Research & Papers

IBM's Granite Embedding R2 models handle 200+ languages and code

New open-source embedding models support 32K token context, 64x larger than before.

Deep Dive

IBM Research has introduced the Granite Embedding Multilingual R2 models, a new family of encoder-based embedding models designed for enterprise-scale dense retrieval across over 200 languages. This release extends the earlier English-focused R2 models by adding enhanced support for 52 natural languages and programming code, and a massive 32,768-token context window—a 64x expansion over the previous R1 generation. The models are built on the ModernBERT architecture with an expanded multilingual vocabulary, enabling state-of-the-art performance across multilingual and cross-lingual text search, code retrieval, long-document search, and reasoning retrieval tasks.

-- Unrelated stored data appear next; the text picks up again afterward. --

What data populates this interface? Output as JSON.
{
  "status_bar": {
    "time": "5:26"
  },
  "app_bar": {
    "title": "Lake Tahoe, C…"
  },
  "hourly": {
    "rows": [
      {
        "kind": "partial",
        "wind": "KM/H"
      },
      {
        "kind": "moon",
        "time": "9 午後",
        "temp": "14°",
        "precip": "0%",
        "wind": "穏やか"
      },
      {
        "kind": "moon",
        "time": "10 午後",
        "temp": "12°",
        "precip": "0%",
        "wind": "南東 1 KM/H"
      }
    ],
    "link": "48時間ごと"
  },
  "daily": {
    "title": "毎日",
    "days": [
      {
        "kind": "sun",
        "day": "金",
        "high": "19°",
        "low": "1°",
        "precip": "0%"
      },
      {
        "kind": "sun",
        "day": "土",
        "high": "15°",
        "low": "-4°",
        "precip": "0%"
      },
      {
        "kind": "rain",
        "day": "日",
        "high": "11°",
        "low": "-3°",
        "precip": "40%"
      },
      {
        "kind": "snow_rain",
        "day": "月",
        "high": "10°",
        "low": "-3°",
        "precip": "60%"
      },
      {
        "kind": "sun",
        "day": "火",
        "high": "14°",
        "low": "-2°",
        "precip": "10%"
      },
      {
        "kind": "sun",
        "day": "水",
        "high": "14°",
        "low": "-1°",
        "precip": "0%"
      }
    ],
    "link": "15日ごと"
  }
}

The model family includes two bi-encoder variants: a 311M-parameter full-size model and a 97M-parameter compact model created through model pruning and vocabulary selection. The compact version achieves the highest retrieval score of any open multilingual embedding model under 100M parameters, making it highly suitable for resource-constrained environments. The full-size model supports Matryoshka Representation Learning, allowing users to flexibly adjust embedding dimensionality without retraining. Both models are released under the Apache 2.0 license and trained on enterprise-appropriate data with governance oversight, making them ideal for responsible research and commercial adoption.

Key Points
  • Supports 200+ languages with enhanced coverage for 52 languages and programming code.
  • 32,768-token context window, a 64x increase over the R1 generation.
  • 97M-parameter compact model achieves highest retrieval score among open sub-100M multilingual embedding models.

Why It Matters

Enterprise teams gain powerful, open-source multilingual embeddings for search, RAG, and code retrieval at scale.